16 Şubat 2020 Pazar

Uzuuuuun Bir Tatilin Son Günü

Haftasonları ile birleşen 9 günlük kar tatilinin son günü bugün Hopa'da.

Sabah Arya'yı fahri kardeşleri Ata ve Deniz Ada ile oynaması için Özlem'e bırakarak sendikaya gittim. 2 saat sonra Arya'yı aldım. Özlem teyzesinin söylediğine göre pek yaramazlık yapmamışlar (?), kardeş kardeş oynamışlar. Güzel haber, sevindim tabi ki :)
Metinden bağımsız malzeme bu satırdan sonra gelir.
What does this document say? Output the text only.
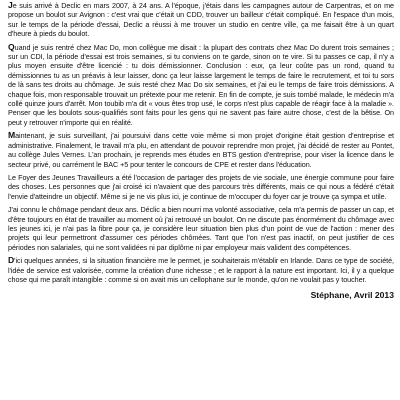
Je suis arrivé à Declic en mars 2007, à 24 ans. A l'époque, j'étais dans les campagnes autour de Carpentras, et on me propose un boulot sur Avignon : c'est vrai que c'était un CDD, trouver un bailleur c'était compliqué. En l'espace d'un mois, sur le temps de la période d'essai, Declic a réussi à me trouver un studio en centre ville, ça me faisait être à un quart d'heure à pieds du boulot.

Quand je suis rentré chez Mac Do, mon collègue me disait : la plupart des contrats chez Mac Do durent trois semaines ; sur un CDI, la période d'essai est trois semaines, si tu conviens on te garde, sinon on te vire. Si tu passes ce cap, il n'y a plus moyen ensuite d'être licencié : tu dois démissionner. Conclusion : eux, ça leur coûte pas un rond, quand tu démissionnes tu as un préavis à leur laisser, donc ça leur laisse largement le temps de faire le recrutement, et toi tu sors de là sans tes droits au chômage. Je suis resté chez Mac Do six semaines, et j'ai eu le temps de faire trois démissions. A chaque fois, mon responsable trouvait un prétexte pour me retenir. En fin de compte, je suis tombé malade, le médecin m'a collé quinze jours d'arrêt. Mon toubib m'a dit « vous êtes trop usé, le corps n'est plus capable de réagir face à la maladie ». Penser que les boulots sous-qualifiés sont faits pour les gens qui ne savent pas faire autre chose, c'est de la bêtise. On peut y retrouver n'importe qui en réalité.

Maintenant, je suis surveillant, j'ai poursuivi dans cette voie même si mon projet d'origine était gestion d'entreprise et administrative. Finalement, le travail m'a plu, en attendant de pouvoir reprendre mon projet, j'ai décidé de rester au Pontet, au collège Jules Vernes. L'an prochain, je reprends mes études en BTS gestion d'entreprise, pour viser la licence dans le secteur privé, ou carrément le BAC +5 pour tenter le concours de CPE et rester dans l'éducation.

Le Foyer des Jeunes Travailleurs a été l'occasion de partager des projets de vie sociale, une énergie commune pour faire des choses. Les personnes que j'ai croisé ici n'avaient que des parcours très différents, mais ce qui nous a fédéré c'était l'envie d'atteindre un objectif. Même si je ne vis plus ici, je continue de m'occuper du foyer car je trouve ça sympa et utile.

J'ai connu le chômage pendant deux ans. Déclic a bien nourri ma volonté associative, cela m'a permis de passer un cap, et d'être toujours en état de travailler au moment où j'ai retrouvé un boulot. On ne discute pas énormément du chômage avec les jeunes ici, je n'ai pas la fibre pour ça, je considère leur situation bien plus d'un point de vue de l'action : mener des projets qui leur permettront d'assumer ces périodes chômées. Tant que l'on n'est pas inactif, on peut justifier de ces périodes non salariales, qui ne sont validées ni par diplôme ni par employeur mais valident des compétences.

D'ici quelques années, si la situation financière me le permet, je souhaiterais m'établir en Irlande. Dans ce type de société, l'idée de service est valorisée, comme la création d'une richesse ; et le rapport à la nature est important. Ici, il y a quelque chose qui me paraît intangible : comme si on avait mis un cellophane sur le monde, qu'on ne voulait pas y toucher.

Stéphane, Avril 2013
Eve giderken parka gitmek istedi Arya, kabul ettim. Önce kum parkına gittik. Hemen arka masadaki çocuklu ailenin yanına gitti, aileye ve çocuğa "Çocuğunuzla oynayabilir miyiz? Benim adım Arya, senin adın ne?" diyerek arkadaş edindi anında :))) Bir süre saklambaç ve yerden yüksek oynadılar. Sonra kum parkı kesmedi, borulu parka gidelim dedi. Ona da hay hay :)

Borulu (bir sürü borusu olan kocaman bir kaydırak olduğu için böyle diyor herkes:) parkın yanına lunapark kurulmuş. Çarpışan arabaları görünce es geçemedik, 2 tur da ona bindik. Zaten çarpışan araba olduğunu bilsem ben çok daha önce gidelim derdim :D Çarpışan arabadan inince adım atacak halimiz kalmamıştı, kendi arabamıza zor gittik. Arya "Eve gidip uyumak istiyorum" deyince hissettiğim mutluluğun tarifi yok :)))
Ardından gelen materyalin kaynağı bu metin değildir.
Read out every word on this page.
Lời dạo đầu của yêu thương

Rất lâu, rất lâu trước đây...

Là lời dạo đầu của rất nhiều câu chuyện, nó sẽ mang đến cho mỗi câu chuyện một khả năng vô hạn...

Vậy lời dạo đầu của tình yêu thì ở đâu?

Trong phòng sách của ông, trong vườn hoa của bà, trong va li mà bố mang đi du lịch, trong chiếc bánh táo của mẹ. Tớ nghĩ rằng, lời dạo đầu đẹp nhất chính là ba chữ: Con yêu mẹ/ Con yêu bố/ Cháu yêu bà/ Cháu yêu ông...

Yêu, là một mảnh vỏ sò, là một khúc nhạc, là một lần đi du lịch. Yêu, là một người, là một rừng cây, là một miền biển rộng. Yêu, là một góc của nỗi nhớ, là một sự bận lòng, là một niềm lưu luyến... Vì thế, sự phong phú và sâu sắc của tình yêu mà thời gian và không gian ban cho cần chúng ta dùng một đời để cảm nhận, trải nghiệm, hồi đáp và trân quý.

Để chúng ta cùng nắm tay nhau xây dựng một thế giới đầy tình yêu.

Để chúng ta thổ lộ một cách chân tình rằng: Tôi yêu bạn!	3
Eve gelince Arya yıkandı (evet, artık kendisi yıkanıyor ama tabi ki ben bakıyorum, arada müdahil oluyorum :)) Saçlarını taradıktan sonra "dinlenirken" uyuyakaldı ki ohhh misss :) O uyurken ben mutfakta gün batımını izleyip müzik dinledim ve huzurun tadını çıkardım. Buraya kadar her şey gerçek olamayacak kadar iyi gitmişti. Sonra Arya uyandı ve tabi ki tüm huzur uçup gitti.
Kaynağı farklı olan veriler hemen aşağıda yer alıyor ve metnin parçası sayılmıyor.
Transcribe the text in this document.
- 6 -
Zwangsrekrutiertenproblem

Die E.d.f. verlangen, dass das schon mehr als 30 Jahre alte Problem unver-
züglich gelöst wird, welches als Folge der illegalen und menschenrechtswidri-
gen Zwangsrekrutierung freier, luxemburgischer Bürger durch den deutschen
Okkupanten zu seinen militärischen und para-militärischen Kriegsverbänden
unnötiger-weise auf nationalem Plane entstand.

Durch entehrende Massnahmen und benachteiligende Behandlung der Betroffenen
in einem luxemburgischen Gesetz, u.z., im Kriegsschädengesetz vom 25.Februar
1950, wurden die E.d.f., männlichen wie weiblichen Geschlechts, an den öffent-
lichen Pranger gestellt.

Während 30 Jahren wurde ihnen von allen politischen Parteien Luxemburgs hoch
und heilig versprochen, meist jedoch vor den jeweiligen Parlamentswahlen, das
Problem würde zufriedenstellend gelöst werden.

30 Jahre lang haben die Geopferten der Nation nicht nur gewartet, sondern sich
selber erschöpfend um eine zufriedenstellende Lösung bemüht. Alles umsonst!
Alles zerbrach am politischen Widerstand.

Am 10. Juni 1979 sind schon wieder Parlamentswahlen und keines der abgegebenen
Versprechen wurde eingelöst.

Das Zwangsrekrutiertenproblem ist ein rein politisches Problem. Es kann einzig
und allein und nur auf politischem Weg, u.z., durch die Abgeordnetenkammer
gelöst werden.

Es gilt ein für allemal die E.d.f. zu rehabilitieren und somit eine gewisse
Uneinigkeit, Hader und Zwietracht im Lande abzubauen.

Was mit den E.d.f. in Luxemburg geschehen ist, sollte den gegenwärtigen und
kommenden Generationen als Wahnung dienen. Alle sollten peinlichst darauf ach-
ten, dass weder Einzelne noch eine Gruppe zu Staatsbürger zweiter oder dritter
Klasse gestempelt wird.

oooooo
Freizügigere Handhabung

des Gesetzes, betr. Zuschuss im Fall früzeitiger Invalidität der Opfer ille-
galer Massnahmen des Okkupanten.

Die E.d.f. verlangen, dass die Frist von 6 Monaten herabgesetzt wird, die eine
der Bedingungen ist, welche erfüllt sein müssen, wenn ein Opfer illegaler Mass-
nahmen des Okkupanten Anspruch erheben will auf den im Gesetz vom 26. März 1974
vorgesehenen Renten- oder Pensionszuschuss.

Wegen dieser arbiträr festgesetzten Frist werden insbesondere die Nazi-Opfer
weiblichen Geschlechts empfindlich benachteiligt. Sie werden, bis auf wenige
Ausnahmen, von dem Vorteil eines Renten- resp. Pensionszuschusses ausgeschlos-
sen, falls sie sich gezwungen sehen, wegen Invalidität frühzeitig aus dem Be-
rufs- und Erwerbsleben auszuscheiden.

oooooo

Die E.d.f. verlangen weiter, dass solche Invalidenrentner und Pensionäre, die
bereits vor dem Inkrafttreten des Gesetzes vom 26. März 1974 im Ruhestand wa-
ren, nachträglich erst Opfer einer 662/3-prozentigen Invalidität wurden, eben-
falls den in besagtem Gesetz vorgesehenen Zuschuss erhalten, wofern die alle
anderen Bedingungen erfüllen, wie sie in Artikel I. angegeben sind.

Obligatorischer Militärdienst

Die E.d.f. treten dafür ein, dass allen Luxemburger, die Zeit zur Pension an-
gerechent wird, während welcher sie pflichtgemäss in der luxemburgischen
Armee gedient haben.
Arya uyanınca tıkır tıkır mutfağa geldi. Önce "Geç olmuş niye beni uyandırmadın? Hani sinema gecesi yapacaktık?" diye cırladı. Sonra ben "Balık yemeye gidelim mi?" deyince hepten su koyup "Seçemiyorum!" diye ağlamaya başladı bir anda. Deli midir nedir bilemiyorum bazen :(

"Annem, sakin ol! İkisini de yapabiliriz." dediysem de pek sakinleşemedi. Sonunda karar verip filmi yemeğe gitmeden önce izlemek istedi. Peki dedim. Bu kez de film krizi yaşadık. Onu izlemiş, bunun devamı yokmuş, ötekini sevmiyormuş!.. Tabi o arada zırlıyor, mızmız ağlıyor, cırlıyor. Derdini sakin sakin anlatamıyor. Uykudan kalktığı için de ekstra asabi. En son pes ettim. "Konuşmuyorum seninle! Mısır da patlatmayacağım, balık yemeğe de götürmeyeceğim!" diyerek mutfağa gittim. Biliyorum mantıklı bir hareket, çözüme odaklı bir yaklaşım değil ama el insaf! Ben de insan evladıyım sonuçta!

Ben mutfakta sakinleşmeye çalışırken o odada ağlayıp zırlamaya devam etti. Sonra karnı acıkınca gelip özür diledi, giyinip balık yemeğe gittik. Yemek bitip eve döneceğimiz zaman Arya Hanım başladı yine isteklerine: "Eve gidince biraz daha çizgi film izleyebilir miyim?" Akşamüstü uyuduğu için kabul ettim.

Eve geldiğimizde 20 dakika çizgi film izleyip uyuması konusunda anlaştık Arya ile ama tabi ki öyle olmadı. Şu an kendimi salona kapattım. Arya yine odasında ağlıyor. Şimdi gel de delirme! Gel de pişman olma! Gel de kaçmak isteme!

Gerçekten yoruldum. Ya annelik gerçekten çok ama çok zor ya da ben en beceriksiz anneyim yeryüzündeki!